From Iceland — Political Activism In Iceland?

Political Activism In Iceland?

Published June 11, 2009

Political Activism In Iceland?

Depending on who you are, either a lot or practically nothing at all has changed in recent months. For the regular Joe who has little to no interest in politics, money is still hard to come by, work still sucks and a government of people he feels no real attachment with manages to find ways to make his life even more unbearable.
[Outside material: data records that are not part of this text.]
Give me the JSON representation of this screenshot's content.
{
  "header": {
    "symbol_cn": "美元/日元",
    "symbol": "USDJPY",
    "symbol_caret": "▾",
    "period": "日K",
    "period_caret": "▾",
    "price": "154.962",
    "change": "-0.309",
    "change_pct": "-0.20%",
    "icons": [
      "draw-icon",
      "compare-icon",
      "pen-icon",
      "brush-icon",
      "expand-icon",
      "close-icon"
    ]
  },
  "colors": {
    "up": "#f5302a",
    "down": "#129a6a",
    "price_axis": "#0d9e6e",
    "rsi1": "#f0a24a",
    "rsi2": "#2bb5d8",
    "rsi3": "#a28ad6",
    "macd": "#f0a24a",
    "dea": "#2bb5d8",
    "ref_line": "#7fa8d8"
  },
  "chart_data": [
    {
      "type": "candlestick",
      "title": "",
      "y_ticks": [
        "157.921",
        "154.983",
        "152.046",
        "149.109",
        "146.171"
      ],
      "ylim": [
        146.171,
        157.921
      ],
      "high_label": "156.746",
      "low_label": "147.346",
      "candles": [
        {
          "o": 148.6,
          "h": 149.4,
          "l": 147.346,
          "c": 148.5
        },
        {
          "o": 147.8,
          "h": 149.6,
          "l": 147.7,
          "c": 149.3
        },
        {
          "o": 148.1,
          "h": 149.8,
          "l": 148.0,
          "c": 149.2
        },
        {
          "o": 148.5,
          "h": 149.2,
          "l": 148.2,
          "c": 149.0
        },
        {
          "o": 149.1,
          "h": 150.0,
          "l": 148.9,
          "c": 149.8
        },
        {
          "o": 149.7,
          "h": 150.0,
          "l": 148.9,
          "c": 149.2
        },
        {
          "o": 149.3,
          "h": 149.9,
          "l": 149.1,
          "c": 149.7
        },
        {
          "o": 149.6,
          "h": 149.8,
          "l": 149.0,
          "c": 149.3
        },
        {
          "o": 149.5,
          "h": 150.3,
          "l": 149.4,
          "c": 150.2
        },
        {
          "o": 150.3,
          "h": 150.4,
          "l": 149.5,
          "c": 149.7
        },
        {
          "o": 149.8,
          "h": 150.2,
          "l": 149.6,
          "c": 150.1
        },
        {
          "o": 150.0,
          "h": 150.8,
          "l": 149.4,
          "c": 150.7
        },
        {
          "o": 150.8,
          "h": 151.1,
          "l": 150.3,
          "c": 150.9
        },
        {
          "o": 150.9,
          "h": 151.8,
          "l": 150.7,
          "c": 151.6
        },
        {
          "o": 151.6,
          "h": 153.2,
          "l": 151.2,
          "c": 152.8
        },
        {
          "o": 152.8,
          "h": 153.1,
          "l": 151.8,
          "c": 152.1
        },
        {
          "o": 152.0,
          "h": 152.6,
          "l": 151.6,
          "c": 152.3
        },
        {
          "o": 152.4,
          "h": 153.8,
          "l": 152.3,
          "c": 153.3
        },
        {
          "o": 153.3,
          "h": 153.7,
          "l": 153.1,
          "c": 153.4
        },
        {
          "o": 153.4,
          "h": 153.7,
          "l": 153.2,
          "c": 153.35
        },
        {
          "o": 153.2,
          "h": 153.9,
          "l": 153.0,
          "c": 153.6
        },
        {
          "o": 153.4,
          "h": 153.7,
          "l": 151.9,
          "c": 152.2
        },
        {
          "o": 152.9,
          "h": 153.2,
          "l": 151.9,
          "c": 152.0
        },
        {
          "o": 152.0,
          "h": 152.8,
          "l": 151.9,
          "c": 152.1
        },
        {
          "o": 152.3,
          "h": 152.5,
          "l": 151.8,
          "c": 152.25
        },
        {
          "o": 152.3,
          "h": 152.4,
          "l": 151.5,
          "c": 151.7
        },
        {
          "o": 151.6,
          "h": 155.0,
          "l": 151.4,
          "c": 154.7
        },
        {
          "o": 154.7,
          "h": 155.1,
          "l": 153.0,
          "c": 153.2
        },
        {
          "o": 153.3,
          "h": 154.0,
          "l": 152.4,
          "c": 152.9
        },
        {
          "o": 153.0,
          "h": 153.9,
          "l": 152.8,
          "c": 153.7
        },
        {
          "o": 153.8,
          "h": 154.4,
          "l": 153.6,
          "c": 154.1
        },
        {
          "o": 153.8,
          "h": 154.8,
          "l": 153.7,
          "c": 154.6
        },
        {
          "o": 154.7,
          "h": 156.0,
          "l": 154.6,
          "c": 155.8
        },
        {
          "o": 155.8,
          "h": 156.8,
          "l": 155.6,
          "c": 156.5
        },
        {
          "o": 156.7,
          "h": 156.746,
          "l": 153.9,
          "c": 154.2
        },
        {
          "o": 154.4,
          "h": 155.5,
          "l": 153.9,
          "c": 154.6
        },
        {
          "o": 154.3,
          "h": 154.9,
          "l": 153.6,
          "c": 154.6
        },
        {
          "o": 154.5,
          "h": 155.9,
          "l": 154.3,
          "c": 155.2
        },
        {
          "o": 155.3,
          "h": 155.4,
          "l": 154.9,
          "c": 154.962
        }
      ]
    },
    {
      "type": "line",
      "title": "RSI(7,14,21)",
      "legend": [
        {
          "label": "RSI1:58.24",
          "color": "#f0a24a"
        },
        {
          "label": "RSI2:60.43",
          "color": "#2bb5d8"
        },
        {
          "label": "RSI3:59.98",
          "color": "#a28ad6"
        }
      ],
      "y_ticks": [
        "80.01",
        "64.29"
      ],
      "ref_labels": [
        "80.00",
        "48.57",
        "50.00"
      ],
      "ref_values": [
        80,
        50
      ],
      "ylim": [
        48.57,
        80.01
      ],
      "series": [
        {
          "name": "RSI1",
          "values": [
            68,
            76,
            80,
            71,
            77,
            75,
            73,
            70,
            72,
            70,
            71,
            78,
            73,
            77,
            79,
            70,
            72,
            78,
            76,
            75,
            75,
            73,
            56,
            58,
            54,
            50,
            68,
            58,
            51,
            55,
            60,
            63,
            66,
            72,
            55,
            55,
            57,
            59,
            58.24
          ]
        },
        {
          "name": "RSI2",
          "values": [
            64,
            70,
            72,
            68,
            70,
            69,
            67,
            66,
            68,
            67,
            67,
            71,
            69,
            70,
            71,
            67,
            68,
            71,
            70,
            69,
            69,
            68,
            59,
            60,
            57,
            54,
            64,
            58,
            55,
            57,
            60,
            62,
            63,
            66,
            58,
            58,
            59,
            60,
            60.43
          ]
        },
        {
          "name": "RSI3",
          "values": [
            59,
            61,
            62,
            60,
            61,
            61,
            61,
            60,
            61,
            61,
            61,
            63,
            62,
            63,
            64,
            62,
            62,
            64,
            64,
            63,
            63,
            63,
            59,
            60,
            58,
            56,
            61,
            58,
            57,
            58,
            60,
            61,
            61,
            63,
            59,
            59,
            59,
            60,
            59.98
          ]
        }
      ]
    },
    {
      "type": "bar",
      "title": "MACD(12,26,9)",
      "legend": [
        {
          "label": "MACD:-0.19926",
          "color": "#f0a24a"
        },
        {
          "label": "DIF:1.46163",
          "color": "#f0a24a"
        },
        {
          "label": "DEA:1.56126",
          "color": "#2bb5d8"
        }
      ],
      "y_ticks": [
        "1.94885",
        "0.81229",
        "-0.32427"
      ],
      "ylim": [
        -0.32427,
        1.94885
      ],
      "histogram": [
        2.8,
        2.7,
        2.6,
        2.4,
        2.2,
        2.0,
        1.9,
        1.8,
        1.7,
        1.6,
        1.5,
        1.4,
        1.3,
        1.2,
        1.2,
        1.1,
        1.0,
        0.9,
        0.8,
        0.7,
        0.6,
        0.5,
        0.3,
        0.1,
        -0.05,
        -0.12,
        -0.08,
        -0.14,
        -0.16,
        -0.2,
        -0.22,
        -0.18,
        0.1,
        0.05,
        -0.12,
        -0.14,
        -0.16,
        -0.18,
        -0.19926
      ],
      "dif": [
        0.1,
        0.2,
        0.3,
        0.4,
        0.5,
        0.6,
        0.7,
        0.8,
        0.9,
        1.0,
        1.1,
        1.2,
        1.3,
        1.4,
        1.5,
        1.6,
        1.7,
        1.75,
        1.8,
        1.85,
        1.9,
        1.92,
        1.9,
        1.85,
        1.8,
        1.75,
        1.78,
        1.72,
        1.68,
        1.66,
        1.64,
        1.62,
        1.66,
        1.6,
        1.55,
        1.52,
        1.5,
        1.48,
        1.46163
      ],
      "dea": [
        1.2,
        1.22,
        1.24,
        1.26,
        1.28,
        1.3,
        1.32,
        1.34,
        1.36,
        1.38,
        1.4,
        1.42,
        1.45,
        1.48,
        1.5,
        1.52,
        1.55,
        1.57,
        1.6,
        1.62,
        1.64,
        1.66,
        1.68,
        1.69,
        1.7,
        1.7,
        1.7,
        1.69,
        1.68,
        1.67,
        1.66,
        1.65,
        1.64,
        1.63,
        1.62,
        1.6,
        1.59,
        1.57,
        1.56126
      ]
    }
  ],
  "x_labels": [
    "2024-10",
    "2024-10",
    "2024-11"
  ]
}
For politicians, reporters, people with an interest in politics and middle class kids with a huge sense of entitlement and a rudimentary knowledge of outdated political rhetoric, however, the earth has spun off its axis and Iceland is headed for either a fate of grey totalitarianism and violence or a sunny utopia where Everyone Will Get Along (but we’ll still have a governing elite, of course).
    It’s exactly the kind of environment that spawns a class of political fanatics – lo and behold: political fanaticism has arrived. Self-described political activists have become more daring and aggressive than ever, spurred on by people’s displeasure with the government. Demonstrations have involved hanging effigies of men in suits, throwing rocks, burning public property and splashing green skyr on people they disagree with. Although throwing skyr at somebody may not sound like a truly vicious act, it’s the malice behind the act accompanied with the underlying message that makes it an effective weapon. “We could have thrown anything we wanted at you, and you wouldn’t have been able to stop us. This time it was skyr, keep angering us and who knows what we might throw next time?”, one of a number of websites dedicated to the anarchist “movement” in Iceland, gives an interesting insight into what exactly it is that these activists are trying to achieve. Destroying capitalism, fighting “injustice” (i.e. what they perceive as injustice), and complimenting each other on their extreme intellectual and moral superiority seem to be the key factors and, really, the only things they can completely agree upon. Interestingly, those factors are also all things that Nazis, Soviets and Islamic Fundamentalists have in common – along with a hostile disregard for other people’s opinions and safety that is. Aftaka’s manifesto clearly states that they do not care about others’ opinions, that they state what they want tillitslaust (e. inconsiderately) and umburðarlyndislaust (e. intolerantly), and that they reject the idea of neutrality. In other words: you are either with them or against them. An attitude made very clear on their comment boards, where a number of people who dared to ask questions or cast doubts on anything written by the authors have been threatened with violence.
    All the above leads to the obvious question: How do you intend to fight tyranny by acting like a tyrant?